Former York microbiologist Stephen Dealler has spoken of his lonely quest for the truth about BSE in the face of hostility from officialdom.

Dr Dealler, who warned in the Evening Press in 1994 that hundreds of thousands of people were potentially at risk from mad cow disease, told the BSE inquiry that it should not have been down to him to research the problem.

He said the work should have been done by experts from official organisations such as public health laboratories.

But he claimed that many scientists were under pressure not to get involved.

He said that when North Yorkshire public health consultant Dr Will Patterson had written a paper about possible public health risks, he had been "incredibly nervous" about the reaction of his employers.

And he said that he, Dr Dealler, and other scientists who did speak out, such as Professor Richard Lacey, were accused of putting the British beef industry at risk.

He also suspected that pressure from the Ministry of Agriculture had made it hard for him to find publishers for academic papers he had written.

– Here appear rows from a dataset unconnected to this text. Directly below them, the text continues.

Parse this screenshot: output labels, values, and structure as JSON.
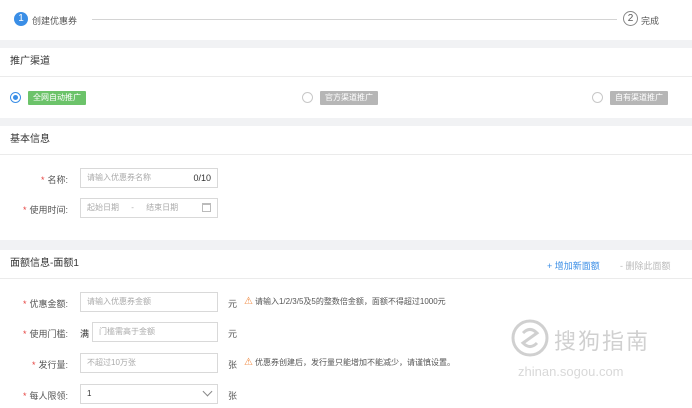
{
  "steps": [
    {
      "number": "1",
      "label": "创建优惠券"
    },
    {
      "number": "2",
      "label": "完成"
    }
  ],
  "channel": {
    "title": "推广渠道",
    "options": [
      {
        "label": "全网自动推广",
        "selected": true
      },
      {
        "label": "官方渠道推广",
        "selected": false
      },
      {
        "label": "自有渠道推广",
        "selected": false
      }
    ]
  },
  "basic": {
    "title": "基本信息",
    "name_label": "名称:",
    "name_placeholder": "请输入优惠券名称",
    "name_counter": "0/10",
    "time_label": "使用时间:",
    "start_placeholder": "起始日期",
    "range_sep": "-",
    "end_placeholder": "结束日期"
  },
  "denomination": {
    "title": "面额信息-面额1",
    "add_label": "+ 增加新面额",
    "delete_label": "- 删除此面额",
    "amount_label": "优惠金额:",
    "amount_placeholder": "请输入优惠券金额",
    "amount_unit": "元",
    "amount_hint": "请输入1/2/3/5及5的整数倍金额，面额不得超过1000元",
    "threshold_label": "使用门槛:",
    "threshold_prefix": "满",
    "threshold_placeholder": "门槛需高于金额",
    "threshold_unit": "元",
    "issue_label": "发行量:",
    "issue_placeholder": "不超过10万张",
    "issue_unit": "张",
    "issue_hint": "优惠券创建后，发行量只能增加不能减少，请谨慎设置。",
    "limit_label": "每人限领:",
    "limit_value": "1",
    "limit_unit": "张"
  },
  "watermark": {
    "text": "搜狗指南",
    "url": "zhinan.sogou.com"
  },
  "colors": {
    "accent": "#3a8ee6",
    "green_tag": "#6cc36a",
    "grey_tag": "#b6b6b6",
    "required": "#e64340",
    "warning": "#f0883e"
  }
}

He said he only turned to the mass media to put the message across, in 1993 when he worked at York District Hospital, after he found that the official channels were blocked.

Dr Dealler also spoke of his concerns about the health risks which he believed workers had been exposed to in abattoirs. "When I visited an abattoir, people were just covered in blood and material, and they didn't wear gloves or glasses."

His comments will fuel concerns that former York abattoir worker Len Franklin, who died of CJD, may have contracted the illness from his occupation, despite an inquest verdict that it was unconnected.

Dr Dealler also told how a farmer from near Skipton had bought cattle in the early stages of BSE from other farmers at low prices, so he could claim compensation from the Ministry of Agriculture when their symptoms were sufficient to be accepted as mad cow disease victims. The other farmers did not want to have a case of BSE on their farm.